I often think of life. I mull over it, again and again until my head hurts. I theorize, rationalize, debate, and then start all over again. But I always end on the same note. It's all going to come down to a definite end. We can't avoid it even if we're highly accomplished, rich, well-educated, or even a great person. This isn't a mystery, everyone is aware of our impending end. And that is exactly what's grating my nerves.

Why do we stress over our life; high school grades, relationships, jobs, etc? When we know that end of the day, it all won't matter. At the end of the day, we won't be here to live forever with the choices we thought were important at a time, and we won't be here to enjoy the fruits of the success we worked so hard to achieve or maintain. But yet we carry on, taking this burden of achieving while knowing that when we cease to exist someone else will enjoy it, not us.
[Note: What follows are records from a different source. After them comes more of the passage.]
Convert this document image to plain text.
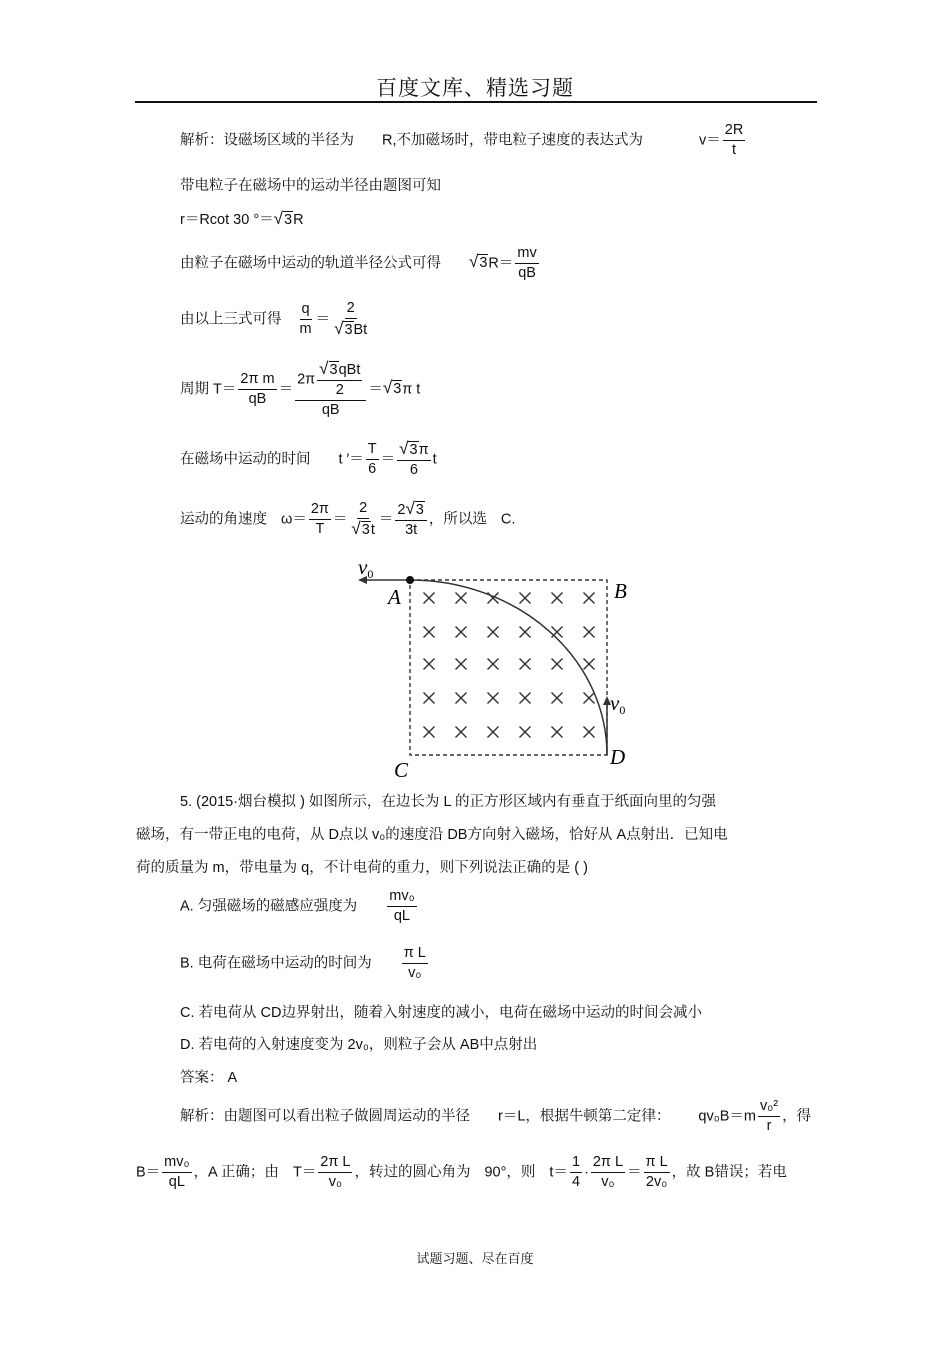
百度文库、精选习题
解析：设磁场区域的半径为 R,不加磁场时，带电粒子速度的表达式为	$v= \frac{2R}{t}$
带电粒子在磁场中的运动半径由题图可知
r＝Rcot 30 °＝√3R
由粒子在磁场中运动的轨道半径公式可得 $√3R= \frac{mv}{qB}$
由以上三式可得 $\frac{q}{m} = \frac{2}{√3Bt}$
周期 $T= \frac{\text{2π m}}{qB} = \frac{2\pi \frac{\text{√3qBt}}{2}}{qB} =√3\pi$ t
在磁场中运动的时间 t ′＝ $\frac{T}{6} = \frac{√3\pi}{6}$ t
运动的角速度 $\omega= \frac{2\pi}{T} = \frac{2}{√3t} = \frac{2√3}{3t}$ ，所以选 C.
v0
A	B
C
D
v0
5. (2015·烟台模拟 ) 如图所示，在边长为 L 的正方形区域内有垂直于纸面向里的匀强
磁场，有一带正电的电荷，从 D点以 v₀的速度沿 DB方向射入磁场，恰好从 A点射出．已知电
荷的质量为 m，带电量为 q，不计电荷的重力，则下列说法正确的是 ( )
A. 匀强磁场的磁感应强度为 $\frac{\text{mv₀}}{qL}$
B. 电荷在磁场中运动的时间为 $\frac{\text{π L}}{\text{v₀}}$
C. 若电荷从 CD边界射出，随着入射速度的减小，电荷在磁场中运动的时间会减小
D. 若电荷的入射速度变为 2v₀，则粒子会从 AB中点射出
答案： A
解析：由题图可以看出粒子做圆周运动的半径 r＝L，根据牛顿第二定律： $qv_0B=m \frac{\text{v₀²}}{r}$ ，得
$B= \frac{\text{mv₀}}{qL}$ ，A 正确；由 $T= \frac{\text{2π L}}{\text{v₀}}$ ，转过的圆心角为 90°，则 $t= \frac{1}{4} \cdot \frac{\text{2π L}}{\text{v₀}} = \frac{\text{π L}}{\text{2v₀}}$ ，故 B错误；若电
试题习题、尽在百度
Why does the social norm exist, where you had to have achieved something in order to be considered worthy? Why is it not possible to simply live freely and fully, doing what you truly love without any burdens, and still be considered worthy? Upon discussing these thoughts of mine with my father once, he said that to be able to live freely and fully one needs money, and the only way to get that type of money is by working hard to be accomplished and well-educated. He added that my thoughts were utopian at best and simply too ideal.
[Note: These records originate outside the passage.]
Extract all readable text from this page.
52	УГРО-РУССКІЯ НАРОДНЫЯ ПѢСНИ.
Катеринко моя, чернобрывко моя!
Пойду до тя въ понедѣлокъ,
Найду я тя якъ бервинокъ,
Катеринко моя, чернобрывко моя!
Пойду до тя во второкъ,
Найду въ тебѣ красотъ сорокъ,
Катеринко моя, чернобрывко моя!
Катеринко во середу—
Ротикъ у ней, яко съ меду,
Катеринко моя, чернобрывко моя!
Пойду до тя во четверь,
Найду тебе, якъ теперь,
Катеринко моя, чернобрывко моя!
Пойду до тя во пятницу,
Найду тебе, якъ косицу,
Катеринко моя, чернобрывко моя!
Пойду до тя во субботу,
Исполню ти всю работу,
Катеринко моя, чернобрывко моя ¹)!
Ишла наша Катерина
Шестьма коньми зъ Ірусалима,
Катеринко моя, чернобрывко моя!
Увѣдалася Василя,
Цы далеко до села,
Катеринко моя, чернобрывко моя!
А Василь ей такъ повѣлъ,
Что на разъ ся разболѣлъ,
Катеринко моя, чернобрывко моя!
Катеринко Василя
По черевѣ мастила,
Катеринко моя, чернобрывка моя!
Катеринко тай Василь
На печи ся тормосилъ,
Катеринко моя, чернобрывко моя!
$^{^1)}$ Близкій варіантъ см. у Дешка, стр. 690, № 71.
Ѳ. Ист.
And I couldn't agree less.

My thoughts were ideal, and could most definitely be considered utopian. However, while my thinking of how life should go may be incorrect in practice, my perspective on it is unwavering. There is definitely some space for irony here, as I started writing to improve my writing proficiency to help me in school and college. From that, I would use it to get a job. However, do people make these decisions and act the way they do, because they believe in it? Or do they partake in it because they have no other choice?

If say, we were told, that we would die within 2 days. Wouldn't anyone take that time and do everything they love and have always wanted to do?

I agree with my father. I am stating ideals, and possibly childishly arguing about them. Nonetheless, I think my message is clear. At the end of the day, we'll all become stories. Do you want your story to be the same as everyone else's? Or do you want it to be different and make it special by switching it up a bit? As Doctor Who said, "We're all stories in the end, just make it a good one ey?"